Arbeit mit Suchtkranken im Ausland

Mitten im Sommer landete ich in Curitiba / Parana und verbrachte die ersten 2 Wochen im Karmelitenkonvent, zur Vertiefung meiner Sprachkenntnisse. Daraufhin kam ich in das erste Haus der „Casas do Servo Sofredor“ (Häuser des leidenden Dieners), wo ich ca. 4 Monate blieb. Es war ein kleines Haus mit wechselnd 10 bis 15 Servos, so werden im weiteren die Süchtigen genannt, und einem Koordinator in der Nähe des Konvents. An dieser Stelle hole ich direkt ein wenig aus, um das System zu erläutern.

Die Suchtkranken werden, bevor einige dann ins Projekt kommen, zuerst für 1 ½ bis 2 Monate interniert, wobei verschiedene Geschichten Auslöser und Antrieb spielen. Diejenigen, die von der Straße kommen, kennen die Prozedur sozusagen aus der „Straßenszene“/ Mundpropaganda, und die meisten harten Fälle haben zumindest schon einmal darüber nachgedacht, besonders im Winter ...

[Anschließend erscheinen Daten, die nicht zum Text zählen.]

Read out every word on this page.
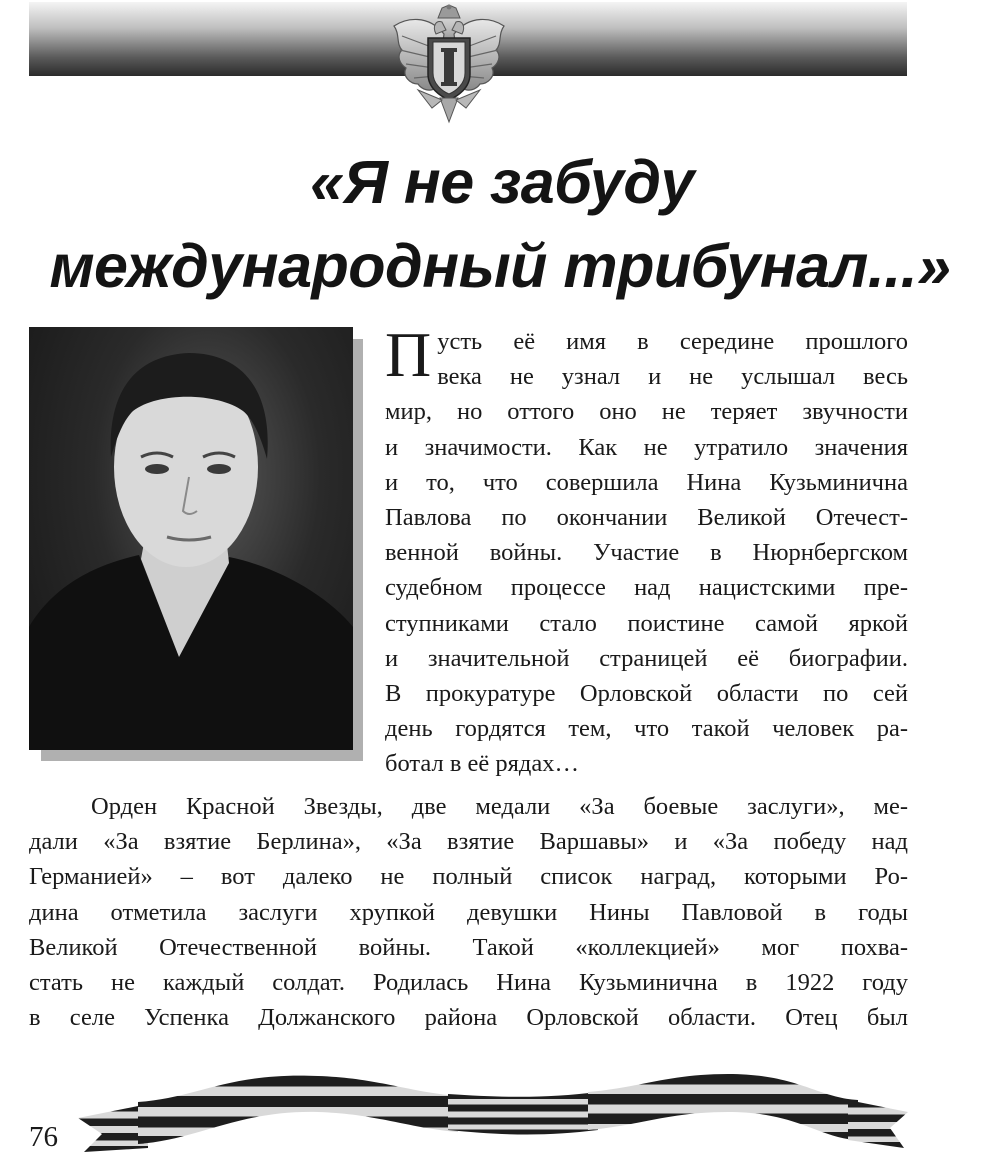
«Я не забуду
международный трибунал...»
П усть её имя в середине прошлого
века не узнал и не услышал весь
мир, но оттого оно не теряет звучности
и значимости. Как не утратило значения
и то, что совершила Нина Кузьминична
Павлова по окончании Великой Отечест-
венной войны. Участие в Нюрнбергском
судебном процессе над нацистскими пре-
ступниками стало поистине самой яркой
и значительной страницей её биографии.
В прокуратуре Орловской области по сей
день гордятся тем, что такой человек ра-
ботал в её рядах…
Орден Красной Звезды, две медали «За боевые заслуги», ме-
дали «За взятие Берлина», «За взятие Варшавы» и «За победу над
Германией» – вот далеко не полный список наград, которыми Ро-
дина отметила заслуги хрупкой девушки Нины Павловой в годы
Великой Отечественной войны. Такой «коллекцией» мог похва-
стать не каждый солдат. Родилась Нина Кузьминична в 1922 году
в селе Успенка Должанского района Орловской области. Отец был
76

Einige werden von Familienmitgliedern überzeugt und unterstützt, andere werden aufgegabelt oder kommen von einer Polizeidienststelle. Nach dem klinischen Entzug kommen die Servos in das erste und einzige Haus des „1. Schritts“. Hier bleiben sie mindestens 30 Tage, bis sie sich auf Arbeitssuche begeben möchten. Meist beginnt letztere ein paar Wochen später, bis man sich reif genug fühlt, das Haus zu verlassen, was natürlich immer Rückfallrisiken in sich birgt. So ist es auch unterschiedlich, wann jemand in eines der 5 Häuser des „2. Schritts“ wechselt, was dann nach ausführlichen Gesprächen mit dem Chef geschieht. Im „2. Schritt“ leben die Servos unabhängig, haben einen mehr oder weniger festen Job und zahlen lediglich eine Monatspauschale von ca. 70 DM für Unterkunft, Strom und Wasser. Hier können sie theoretisch bis zum Lebensende bleiben.
Soviel erst mal zur Reihenfolge.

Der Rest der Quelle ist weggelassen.